A pair of legislators are warning SCOTUS that it’s time to get the court’s proverbial house in order and examine claims that justices have failed to meet ethical standards, both by leaking rulings to interested parties in advance of formal release, and by allowing parties to “woo” them in effort to influence rulings.
Senator Sheldon Whitehouse (D-RI) is Chairman of the Senate Judiciary Courts Subcommittee and Representative Hank Johnson (D-GA) is his counterpart on the House Judiciary Courts Subcommittee.
When their powers combine — well, they write a strongly-worded letter and warn that even a Supreme Court Justice can be held accountable for a blatant breach of ethics.
In this case, they’re dealing with the recent revelation from a former evangelical minister, Rob Schenck.
Schenck says he made a hefty contribution to the Supreme Court Historical Society and was subsequently invited to the home of Justice Samuel Alito for dinner, where the conversation included advance notice of the 2014 Hobby Lobby decision.
Alito has denied this, but Whitehouse and Johnson are warning the court that it needs to implement ethical standards, including rules about accepting gifts, donations, and other perks and privileges from parties in or close to a case.
This, of course, comes as Justice Clarence Thomas is also under fire for failing to recuse himself from cases that may connect to his wife, Ginny Thomas.
“A Supreme Court ethics attorney replied on Roberts’ behalf earlier this month, recounting some of the court’s policies and practices in the area, but offering no specifics about the lobbying drive…The court has not commented on Schenck’s letter or whether any investigation was conducted into the 2014 leak…”
In the previous letter, dated September 7th, and recently released by Whitehouse, the lawmakers warned:
“Private, undisclosed lobbying by motivated organizations threatens this promise, and has no place in our judiciary.

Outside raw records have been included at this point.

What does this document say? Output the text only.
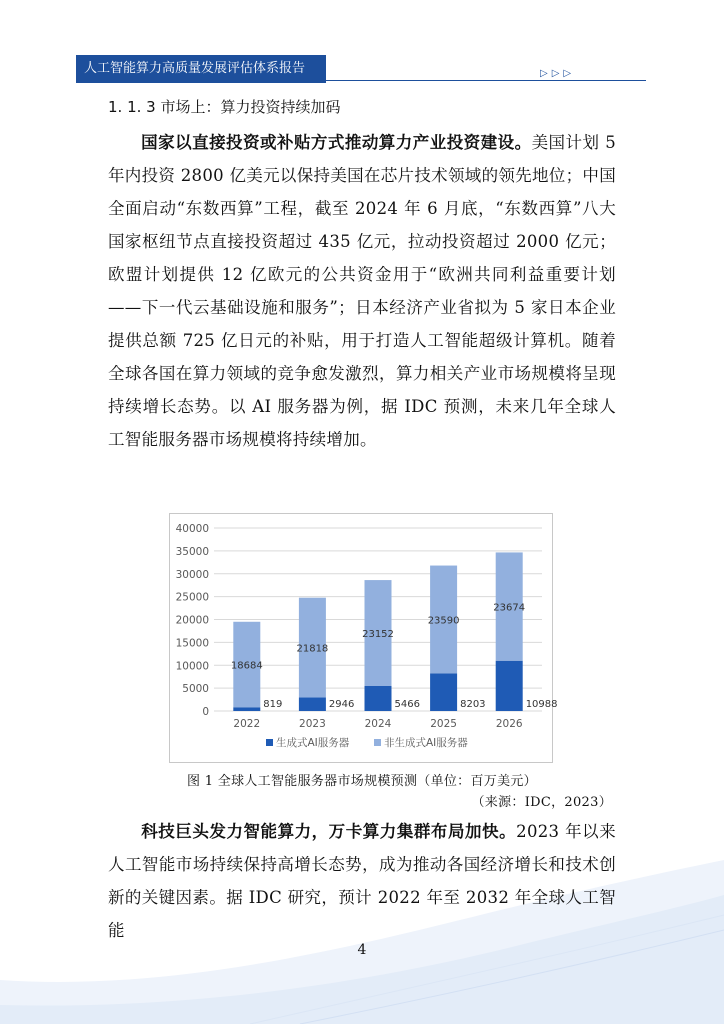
人工智能算力高质量发展评估体系报告	▷▷▷
1. 1. 3 市场上：算力投资持续加码
国家以直接投资或补贴方式推动算力产业投资建设。美国计划 5 年内投资 2800 亿美元以保持美国在芯片技术领域的领先地位；中国全面启动“东数西算”工程，截至 2024 年 6 月底，“东数西算”八大国家枢纽节点直接投资超过 435 亿元，拉动投资超过 2000 亿元；欧盟计划提供 12 亿欧元的公共资金用于“欧洲共同利益重要计划——下一代云基础设施和服务”；日本经济产业省拟为 5 家日本企业提供总额 725 亿日元的补贴，用于打造人工智能超级计算机。随着全球各国在算力领域的竞争愈发激烈，算力相关产业市场规模将呈现持续增长态势。以 AI 服务器为例，据 IDC 预测，未来几年全球人工智能服务器市场规模将持续增加。
0
5000
10000
15000
20000
25000
30000
35000
40000
18684
819
2022
21818
2946
2023
23152
5466
2024
23590
8203
2025
23674
10988
2026
生成式AI服务器	非生成式AI服务器
图 1 全球人工智能服务器市场规模预测（单位：百万美元）
（来源：IDC，2023）
科技巨头发力智能算力，万卡算力集群布局加快。2023 年以来人工智能市场持续保持高增长态势，成为推动各国经济增长和技术创新的关键因素。据 IDC 研究，预计 2022 年至 2032 年全球人工智能
4
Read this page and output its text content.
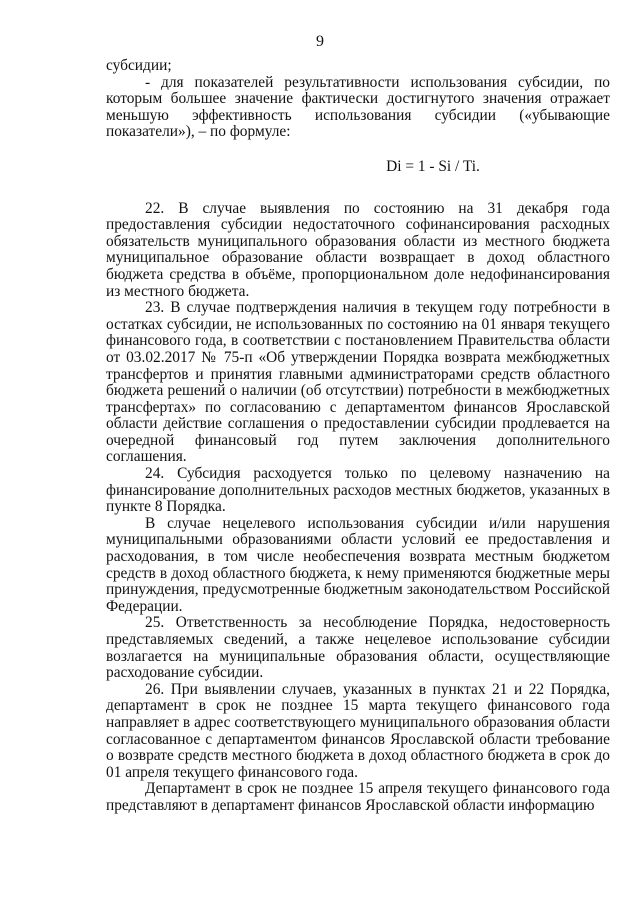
9

субсидии;

- для показателей результативности использования субсидии, по которым большее значение фактически достигнутого значения отражает меньшую эффективность использования субсидии («убывающие показатели»), – по формуле:

Di = 1 - Si / Ti.

22. В случае выявления по состоянию на 31 декабря года предоставления субсидии недостаточного софинансирования расходных обязательств муниципального образования области из местного бюджета муниципальное образование области возвращает в доход областного бюджета средства в объёме, пропорциональном доле недофинансирования из местного бюджета.

23. В случае подтверждения наличия в текущем году потребности в остатках субсидии, не использованных по состоянию на 01 января текущего финансового года, в соответствии с постановлением Правительства области от 03.02.2017 № 75-п «Об утверждении Порядка возврата межбюджетных трансфертов и принятия главными администраторами средств областного бюджета решений о наличии (об отсутствии) потребности в межбюджетных трансфертах» по согласованию с департаментом финансов Ярославской области действие соглашения о предоставлении субсидии продлевается на очередной финансовый год путем заключения дополнительного соглашения.

24. Субсидия расходуется только по целевому назначению на финансирование дополнительных расходов местных бюджетов, указанных в пункте 8 Порядка.

В случае нецелевого использования субсидии и/или нарушения муниципальными образованиями области условий ее предоставления и расходования, в том числе необеспечения возврата местным бюджетом средств в доход областного бюджета, к нему применяются бюджетные меры принуждения, предусмотренные бюджетным законодательством Российской Федерации.

25. Ответственность за несоблюдение Порядка, недостоверность представляемых сведений, а также нецелевое использование субсидии возлагается на муниципальные образования области, осуществляющие расходование субсидии.

26. При выявлении случаев, указанных в пунктах 21 и 22 Порядка, департамент в срок не позднее 15 марта текущего финансового года направляет в адрес соответствующего муниципального образования области согласованное с департаментом финансов Ярославской области требование о возврате средств местного бюджета в доход областного бюджета в срок до 01 апреля текущего финансового года.

Департамент в срок не позднее 15 апреля текущего финансового года представляют в департамент финансов Ярославской области информацию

Such lobbying should be expressly forbidden by a formal Supreme Court ethics code—as it appears to be under the Code of Conduct for United States Judges13—and the justices’ financial disclosures should provide enough transparency for the public to know when they may be overstepping these boundaries.”
Whitehouse further shared this month regarding the new warning to justices:
“The Court needs to get its house in order and adopt a binding code of ethics, just as the lower courts have, and bring its travel and gift disclosure rules in line with the other branches of government. When the American people get their day in court, they must be able to trust that the decision handed down is justly rooted in law and fact – not the wishes of right-wing political groups and megadonors who purchased access to wine and dine the justices.